# Kodiak Hybrid



## jeff.w (Jan 22, 2006)

Got bit by the camping bug, so started shopping. Found this one online in Seguin. Took a drive out to look at it, and made a deal on it. It's just what we were looking for. Something easy to pull but still plenty of space for our small family. Can't wait for our first trip in it. Probably gonna break it in at Brazos Bend.


----------



## driftwood2 (Jun 6, 2005)

Nice! What does it weigh and what's to be your tow?


----------



## jeff.w (Jan 22, 2006)

driftwood2 said:


> Nice! What does it weigh and what's to be your tow?
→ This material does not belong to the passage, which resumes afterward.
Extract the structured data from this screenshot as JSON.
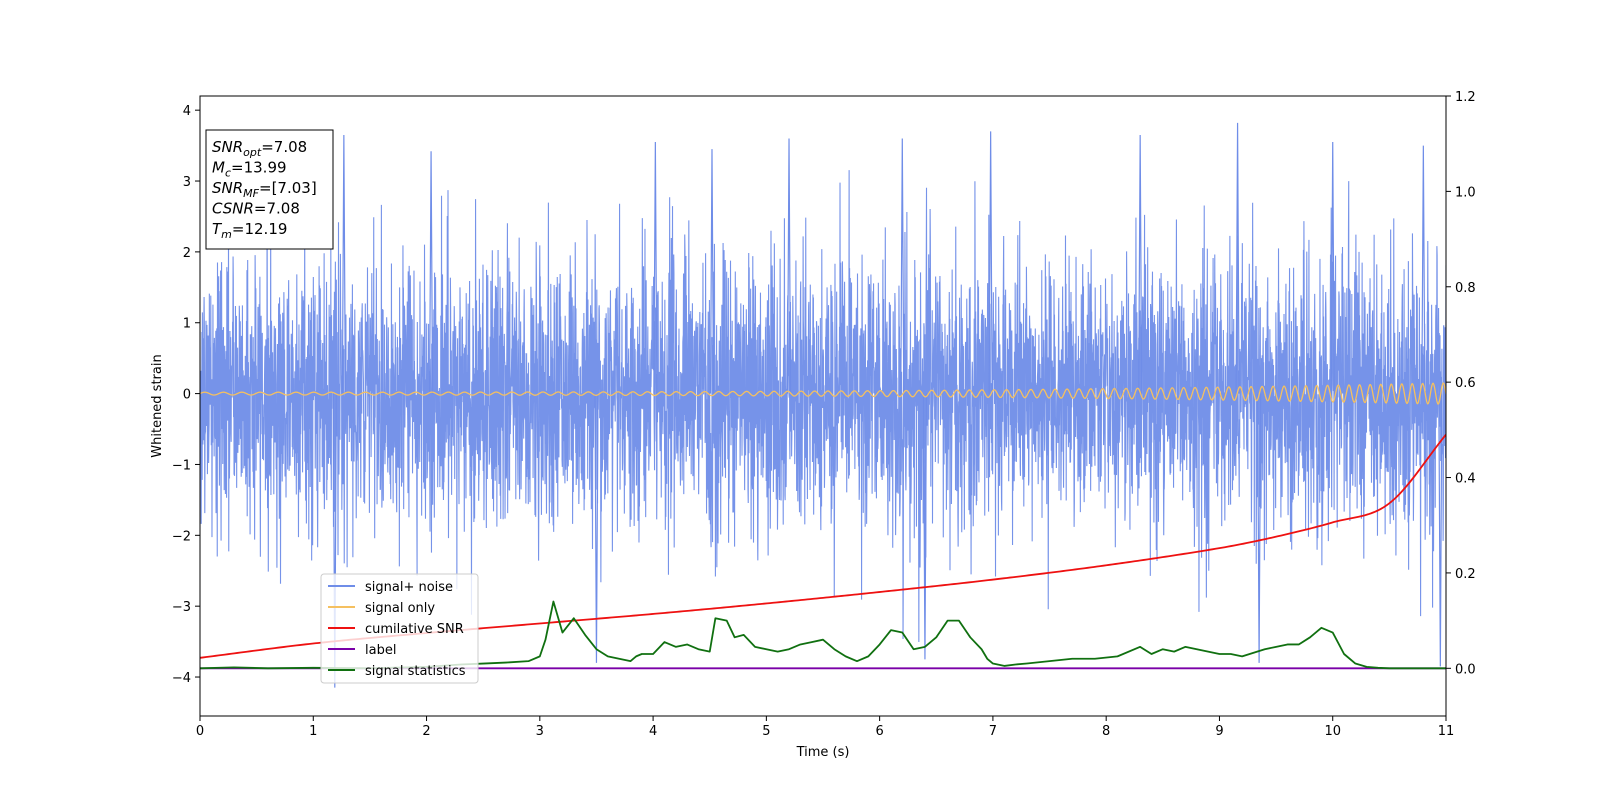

3500 lbs. The trailer is 20' long, with 2 queen beds that fold out the ends. I have a Suburban and a Tacoma. Either one will haul it around just fine.


----------



## Specsniper (Jul 26, 2004)

Very nice trailer. Thinking about getting into at travel trailer and this would fit our neeeds as well. Congrats!


----------



## jeff.w (Jan 22, 2006)

Having a great time with this camper. Taking the family for a weekend at Lake Somerville on Friday.


----------



## DCW (Aug 3, 2005)

We just got back from there had a great time. We stayed at Overlook spot 109.
Lots of shade all day in this spot. Where you camping?


----------



## jeff.w (Jan 22, 2006)

Birch Creek


----------



## OG Donkey (Aug 22, 2007)

LOVE your hybrid---wife and I have been looking for awhile now and can't decide between pop up or hybrid...I drive a v6 4runner and don't wanna kill it.


----------



## FLAT FISHY (Jun 22, 2006)

Nice rig ,we downsized last year to a 25' we just wanted to camp again instead of hauling a castle around and we love it


----------